A l’annonce de la dernière décision qui enjoint l’Etat béninois de surseoir à l’organisation des élections communales de mai prochain, le professeur de droit public Joël Aïvo a réagi sur sa page Facebook. « Ce que je sais, je le conseille à mon pays depuis le début. On ne joue pas indéfiniment avec le droit », a-t-il averti. Avant lui, Matin Libre, dans sa parution du mardi 21 avril, a donné la parole à Glory Cyriaque Hossou, juriste et membre d’Amnesty international Bénin. Se prononçant sur ce que risque le Bénin en ne respectant pas les décisions de la Cadhp, il a fait savoir que la crédibilité du Bénin au sein de la communauté internationale pourrait être remise en cause. La Cadhp, étant une institution de l’Union africaine, le Bénin peut être exclu des postes électifs, a reconnu le juriste. Dans une interview accordée à une radio de la place, l’ancien bâtonnier Me Robert Dossou est allé plus loin en parlant de probables dommages et intérêts que le Bénin pourrait être amené à payer pour non respect d’une décision de la Cadhp. «(…) si vous faites de fantaisie en exécutant pas les conventions internationales auxquelles vous avez souscrit ou les instruments internationaux auxquels vous avez adhéré, ça ne fait pas très bonne figure pour l’Etat concerné. (…) Et la sanction peut aller jusqu’à des dommages et intérêts c’est-à-dire une condamnation de l’Etat à la réparation de préjudice causé à tel ou tel citoyen », a laissé entendre l’avocat.

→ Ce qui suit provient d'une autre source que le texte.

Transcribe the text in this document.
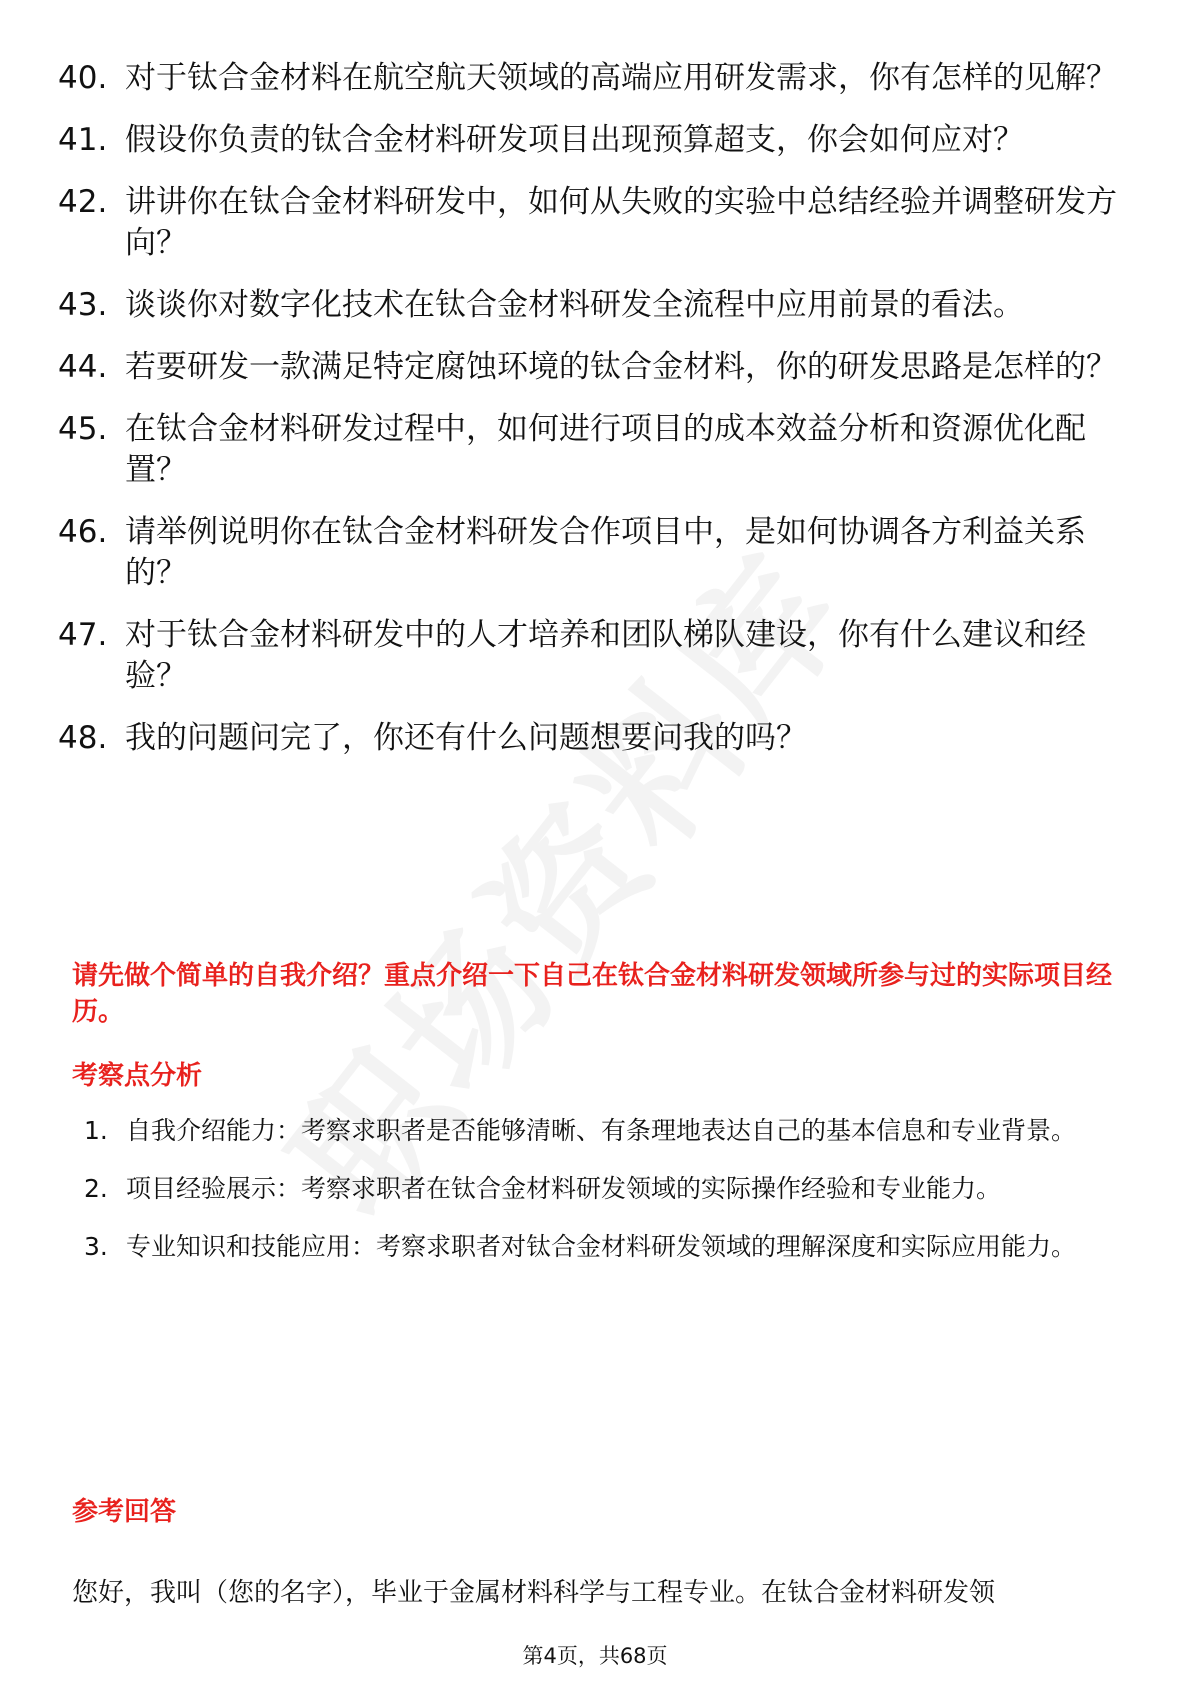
40. 对于钛合金材料在航空航天领域的高端应用研发需求，你有怎样的见解？
41. 假设你负责的钛合金材料研发项目出现预算超支，你会如何应对？
42. 讲讲你在钛合金材料研发中，如何从失败的实验中总结经验并调整研发方向？
43. 谈谈你对数字化技术在钛合金材料研发全流程中应用前景的看法。
44. 若要研发一款满足特定腐蚀环境的钛合金材料，你的研发思路是怎样的？
45. 在钛合金材料研发过程中，如何进行项目的成本效益分析和资源优化配置？
46. 请举例说明你在钛合金材料研发合作项目中，是如何协调各方利益关系的？
47. 对于钛合金材料研发中的人才培养和团队梯队建设，你有什么建议和经验？
48. 我的问题问完了，你还有什么问题想要问我的吗？
请先做个简单的自我介绍？重点介绍一下自己在钛合金材料研发领域所参与过的实际项目经历。
考察点分析
1. 自我介绍能力：考察求职者是否能够清晰、有条理地表达自己的基本信息和专业背景。
2. 项目经验展示：考察求职者在钛合金材料研发领域的实际操作经验和专业能力。
3. 专业知识和技能应用：考察求职者对钛合金材料研发领域的理解深度和实际应用能力。
参考回答
您好，我叫（您的名字），毕业于金属材料科学与工程专业。在钛合金材料研发领
第4页，共68页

Un précédent qui doit faire école
Mai 2014, la Cour commune de justice et d’arbitrage de l’Ohada (Ccja), une autre juridiction africaine à laquelle l’Etat béninois est partie prenante, a condamné le Bénin à verser la bagatelle de 129 milliards FCFA à titre de dommages et intérêt à Bénin Control pour rupture unilatérale de contrat. Le président d’alors Thomas Boni Yayi avait dit qu’il n’est pas question que l’Etat paie le moindre kopeck à Bénin Control, une des sociétés de la galaxie Talon, alors opposant au régime. Avril 2016, à la suite de la présidentielle, Patrice Talon devient président. Mais avant, entre les deux tours, les candidats qui se sont ralliés à Patrice Talon, venu en 2e position au 1er tour, lui ont fait promettre de renoncer à l’exécution de la décision de la Ccja en sa faveur, une fois qu’il accèdera à la magistrature suprême. Pour eux, il n’était pas question pour le nouveau président de se faire justice, en se payant 129 milliards FCFA, même s’il était dans son droit, car cela mettrait les caisses de l’Etat à rudes épreuves. De 2016 à ce jour, qui peut jurer, la main sur le cœur, que la promesse de renoncer à l’exécution de la décision de la Ccja a été tenue ? Peut-être oui, peut-être non.
C’est dire qu’un gouvernement peut choisir d’ignorer une décision d’une cour africaine de justice. Ce n’est pas pour autant que la décision cesse d’exister ou de produire son effet. L’Etat étant une continuité, un autre pouvoir peut décider de faire respecter cette décision. Si aujourd’hui les décisions de la Cadhp sont « jetées à la poubelle » du fait qu’elles n’arrangent pas le pouvoir, demain un autre pouvoir peut être favorable à l’exécution de ladite décision parce que proche des personnes en faveur de qui les décisions ont été rendues. Le cas échéant, ce sont les caisses de l’Etat qui risquent de saigner.